A case of cord capillary hemangioma of the spleen: a recently proven true neoplasm

Abstract

Cord capillary hemangioma (CCH) of the spleen is an extremely rare lesion. Once classified under splenic hamartoma, CCH is now differentiated from hamartoma, as its clonality has recently been proven. Herein, we present the case of an incidentally found CCH, measuring 6 × 5.5 × 5 cm, in a 45-year-old man. He underwent splenectomy and has been recurrence-free for 8 years. Macroscopically, the cut surface of the mass showed a central stellate scar with peripheral interspersed reddish areas of variable sizes and intervening fibrous bands. Microscopically, the mass was well demarcated from the splenic tissue. The macroscopic reddish areas were found to correspond to nodules of various sizes, which were predominantly composed of CD34-expressing capillaries without the presence of CD8-expressing sinuses.
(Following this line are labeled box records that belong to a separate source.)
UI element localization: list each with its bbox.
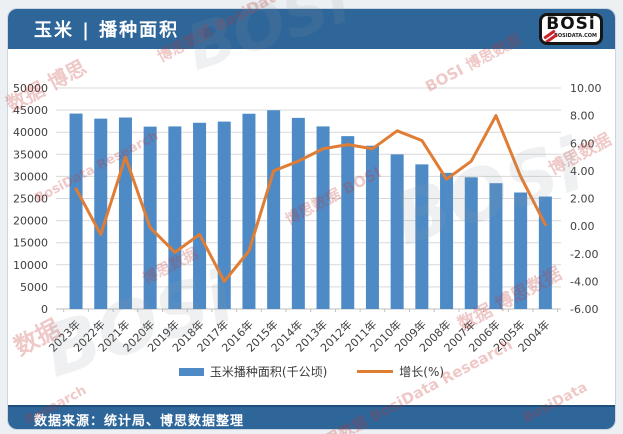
svg-text:0: 0 <box>41 303 48 316</box>
svg-text:6.00: 6.00 <box>570 137 595 150</box>
legend-item-line: 增长(%) <box>357 363 444 380</box>
svg-text:20000: 20000 <box>13 215 48 228</box>
chart-legend: 玉米播种面积(千公顷) 增长(%) <box>8 363 615 380</box>
source-bar: 数据来源：统计局、博思数据整理 <box>8 405 615 429</box>
bar-2022年 <box>94 118 108 309</box>
data-source-text: 数据来源：统计局、博思数据整理 <box>34 413 245 429</box>
page-title: 玉米 | 播种面积 <box>34 20 180 41</box>
growth-line <box>74 114 547 283</box>
legend-item-bars: 玉米播种面积(千公顷) <box>178 363 328 380</box>
svg-text:50000: 50000 <box>13 82 48 95</box>
bar-2012年 <box>341 136 355 309</box>
svg-text:-4.00: -4.00 <box>570 275 598 288</box>
legend-label-bars: 玉米播种面积(千公顷) <box>209 365 328 379</box>
left-axis-labels: 0 5000 10000 15000 20000 25000 30000 35000 40000… <box>13 82 48 316</box>
bar-2015年 <box>267 110 281 309</box>
svg-text:0.00: 0.00 <box>570 220 595 233</box>
bar-2017年 <box>217 121 231 309</box>
bar-2010年 <box>390 154 404 309</box>
chart-region: 0 5000 10000 15000 20000 25000 30000 35000 40000… <box>8 49 615 405</box>
bar-2019年 <box>168 126 182 310</box>
x-axis-labels: 2023年2022年2021年2020年2019年2018年2017年2016年… <box>46 317 553 354</box>
bars-series <box>69 110 552 310</box>
bar-2020年 <box>143 126 157 309</box>
svg-text:4.00: 4.00 <box>570 165 595 178</box>
svg-text:10000: 10000 <box>13 259 48 272</box>
x-axis-ticks <box>63 309 559 312</box>
svg-text:5000: 5000 <box>20 281 48 294</box>
svg-text:15000: 15000 <box>13 237 48 250</box>
bar-2009年 <box>415 164 429 309</box>
svg-text:40000: 40000 <box>13 126 48 139</box>
bosi-logo-domain: BOSIDATA.COM <box>554 32 597 39</box>
svg-text:35000: 35000 <box>13 148 48 161</box>
chart-canvas: 0 5000 10000 15000 20000 25000 30000 35000 40000… <box>13 82 602 355</box>
bar-2016年 <box>242 113 256 309</box>
svg-text:30000: 30000 <box>13 170 48 183</box>
bosi-logo-text: BOSi <box>546 14 596 34</box>
svg-text:45000: 45000 <box>13 104 48 117</box>
svg-text:8.00: 8.00 <box>570 110 595 123</box>
svg-text:25000: 25000 <box>13 193 48 206</box>
bar-2013年 <box>316 126 330 309</box>
bar-2005年 <box>514 192 528 309</box>
svg-text:-6.00: -6.00 <box>570 303 598 316</box>
bar-2004年 <box>538 196 552 309</box>
bar-2007年 <box>464 177 478 309</box>
svg-text:2.00: 2.00 <box>570 193 595 206</box>
bar-2014年 <box>291 117 305 309</box>
bar-2021年 <box>118 117 132 309</box>
bosi-logo: BOSi BOSIDATA.COM <box>539 13 603 45</box>
page-frame: 玉米 | 播种面积 BOSi BOSIDATA.COM 0 5000 10000 15… <box>7 8 616 430</box>
title-bar: 玉米 | 播种面积 BOSi BOSIDATA.COM <box>8 9 615 49</box>
bar-2008年 <box>440 172 454 309</box>
svg-text:10.00: 10.00 <box>570 82 602 95</box>
legend-label-line: 增长(%) <box>399 365 445 379</box>
svg-text:-2.00: -2.00 <box>570 248 598 261</box>
bar-series-swatch-icon <box>178 367 204 376</box>
bar-2018年 <box>193 122 207 309</box>
line-series-swatch-icon <box>357 370 394 373</box>
right-axis-labels: -6.00 -4.00 -2.00 0.00 2.00 4.00 6.00 8.00 10.00 <box>570 82 602 316</box>
gridlines <box>56 87 561 310</box>
bar-2011年 <box>365 145 379 309</box>
bar-2023年 <box>69 113 83 309</box>
bar-2006年 <box>489 183 503 309</box>
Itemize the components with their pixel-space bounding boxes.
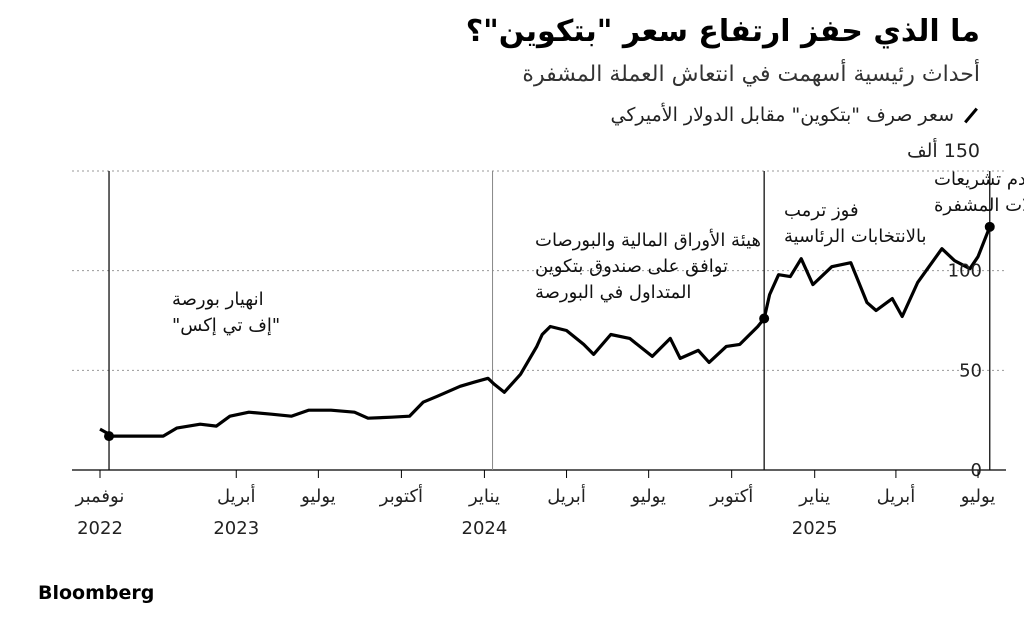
annotation-text: تقدم تشريعات [934, 169, 1024, 190]
event-dot [984, 221, 995, 232]
grid-lines [72, 170, 1006, 471]
y-axis-ticks: 100 50 0 [948, 261, 982, 481]
y-axis-top-label: 150 ألف [906, 140, 980, 162]
x-tick-label: أكتوبر [709, 484, 753, 507]
y-tick-label: 0 [971, 460, 982, 481]
x-tick-label: أكتوبر [379, 484, 423, 507]
x-tick-label: أبريل [217, 484, 256, 507]
annotation-text: انهيار بورصة [172, 289, 264, 310]
event-dot [759, 313, 770, 324]
x-tick-year-label: 2022 [77, 518, 123, 539]
x-tick-year-label: 2024 [462, 518, 508, 539]
x-tick-label: يناير [798, 486, 830, 507]
annotation-text: هيئة الأوراق المالية والبورصات [535, 229, 761, 251]
annotation-text: بالانتخابات الرئاسية [784, 226, 927, 247]
chart-title: ما الذي حفز ارتفاع سعر "بتكوين"؟ [465, 14, 980, 49]
chart-subtitle: أحداث رئيسية أسهمت في انتعاش العملة المش… [522, 62, 980, 87]
x-tick-label: يوليو [630, 486, 666, 507]
x-axis-ticks: نوفمبر 2022 أبريل 2023 يوليو أكتوبر يناير 2024 أ… [75, 470, 996, 539]
source-label: Bloomberg [38, 582, 155, 604]
x-tick-label: يوليو [300, 486, 336, 507]
x-tick-label: أبريل [547, 484, 586, 507]
x-tick-label: نوفمبر [75, 486, 125, 507]
y-tick-label: 50 [959, 360, 982, 381]
legend: سعر صرف "بتكوين" مقابل الدولار الأميركي [610, 104, 980, 126]
x-tick-label: يناير [468, 486, 500, 507]
annotation-text: فوز ترمب [784, 200, 859, 221]
price-series-line [99, 226, 992, 438]
x-tick-year-label: 2025 [792, 518, 838, 539]
x-tick-year-label: 2023 [213, 518, 259, 539]
annotation-text: "إف تي إكس" [172, 315, 280, 336]
event-annotations: انهيار بورصة "إف تي إكس" هيئة الأوراق الما… [172, 169, 1024, 336]
annotation-text: توافق على صندوق بتكوين [535, 256, 728, 277]
x-tick-label: أبريل [877, 484, 916, 507]
annotation-text: العملات المشفرة [934, 195, 1024, 216]
annotation-text: المتداول في البورصة [535, 282, 691, 303]
y-tick-label: 100 [948, 261, 982, 282]
event-dot [104, 431, 115, 442]
event-dots [104, 221, 995, 442]
x-tick-label: يوليو [960, 486, 996, 507]
legend-label: سعر صرف "بتكوين" مقابل الدولار الأميركي [610, 104, 954, 126]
The relative proportion of these two types of vessels distinguishes CCH from sclerosing angiomatoid nodular transformation (SANT), as SANT shows the apparent presence of CD8-expressing sinuses. In longstanding cases of SANT, sinuses might become ambiguous and the differences between CCH and SANT might become subtle. Nonetheless, immunohistochemistry should be performed when these conditions are suspected, since accurate distinction is usually achieved as a result.

Keywords: cord capillary hemangioma; hamartoma; sclerosing angiomatoid nodular transformation; spleen.